I read Jonathan Freedland’s article (It’s a scandal that Boris Johnson ever got to No 10 – and shaming that he’s still there, 14 January) with interest and I entirely agree; what indeed will it say about Britain if Boris Johnson is allowed to get away with this? I am hoping that Sue Gray’s inquiry will be sufficiently damning to finally topple this prime minister, because even if he was not in attendance at these parties, they were carried out on his watch. Surely now Conservative ministers and MPs will not allow this to just move on, even after hearing grovelling apologies. It is an indisputable fact that salutary lessons will not be learned, and after a short moment for the necessary sackcloth-and-ashes routine, business will carry on as usual – and this will be outrageous.
Judith A Daniels
Great Yarmouth, Norfolk

• Regardless of the hue, regardless of the political affiliations and ideologies, Britain has never been so badly served by a prime minister as it has been by Boris Johnson. What is gut-wrenching is that it has taken so long for the Tories to realise the dead weight they have been promoting to the highest office. As a socialist, of course I had concerns about the Camerons and Mays of this world, but everything was up for discussion/debate, at the very least, when they were in power.

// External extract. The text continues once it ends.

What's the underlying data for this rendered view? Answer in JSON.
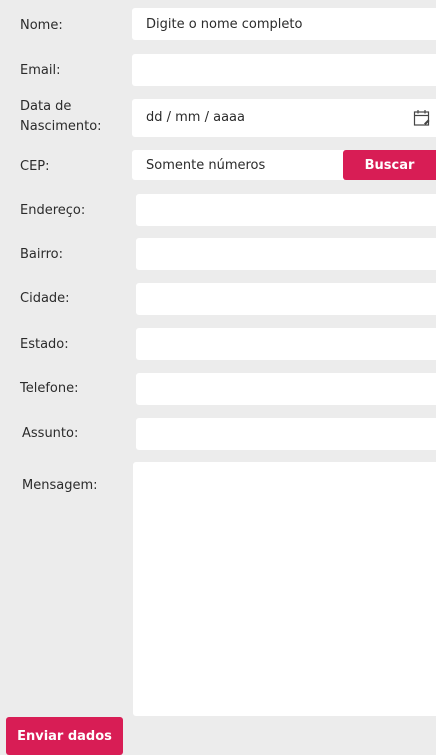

Thatcher might have been a poisonous bulldozer in a china shop bent on destroying what so many hold dear, but at least you knew what you were dealing with. It gave us a fighting edge. For Johnson, at last, it seems his former supporters are seeing the writing on the wall. And perhaps they are realising how many of us have been traumatised beyond belief by the No 10 culture that saw all of us following Covid rules to keep each other safe while they flouted them with total disdain. The message that No 10 believed in protection and isolation rather than the devastation of herd immunity can no longer be upheld.
Cathy Elder
Cardiff

• With daily calls for Johnson to resign, I am looking forward to the day when we can refer to him as “the disgraced former prime minister”, a title which could not be better deserved. But surely culpability for getting us into this internationally embarrassing position also lies squarely with the parliamentary Tory party, whose members knew – probably better than most – the flaws in this man, yet for short-term electoral advantage were prepared to foist him on the British people. I only hope that the electorate’s anger and memory is sufficiently long to ensure that they pay the price at the next general election.
Quentin Isaac
Bristol

• Apologies (and especially what ultimately amount to non-apologies) come cheap, but explanations attract a higher premium. When politicians and civil servants apologise (sort of) for breaking Covid regulations, the import of which seem to have been screamingly clear to everyone else, they should be forced to explain precisely what patently obvious point they managed to miss and why.
Prof Trevor Curnow
Lancaster

• Selflessness, integrity, objectivity, accountability, openness, honesty, leadership. These are the Nolan principles – a formal and widely upheld code of behaviour applicable to most corners of public life. “I’m in the mood for dancing.” This is the Nolans’ principle – an informal and wildly upheld code of behaviour seemingly applicable to the corner of public life known as No 10.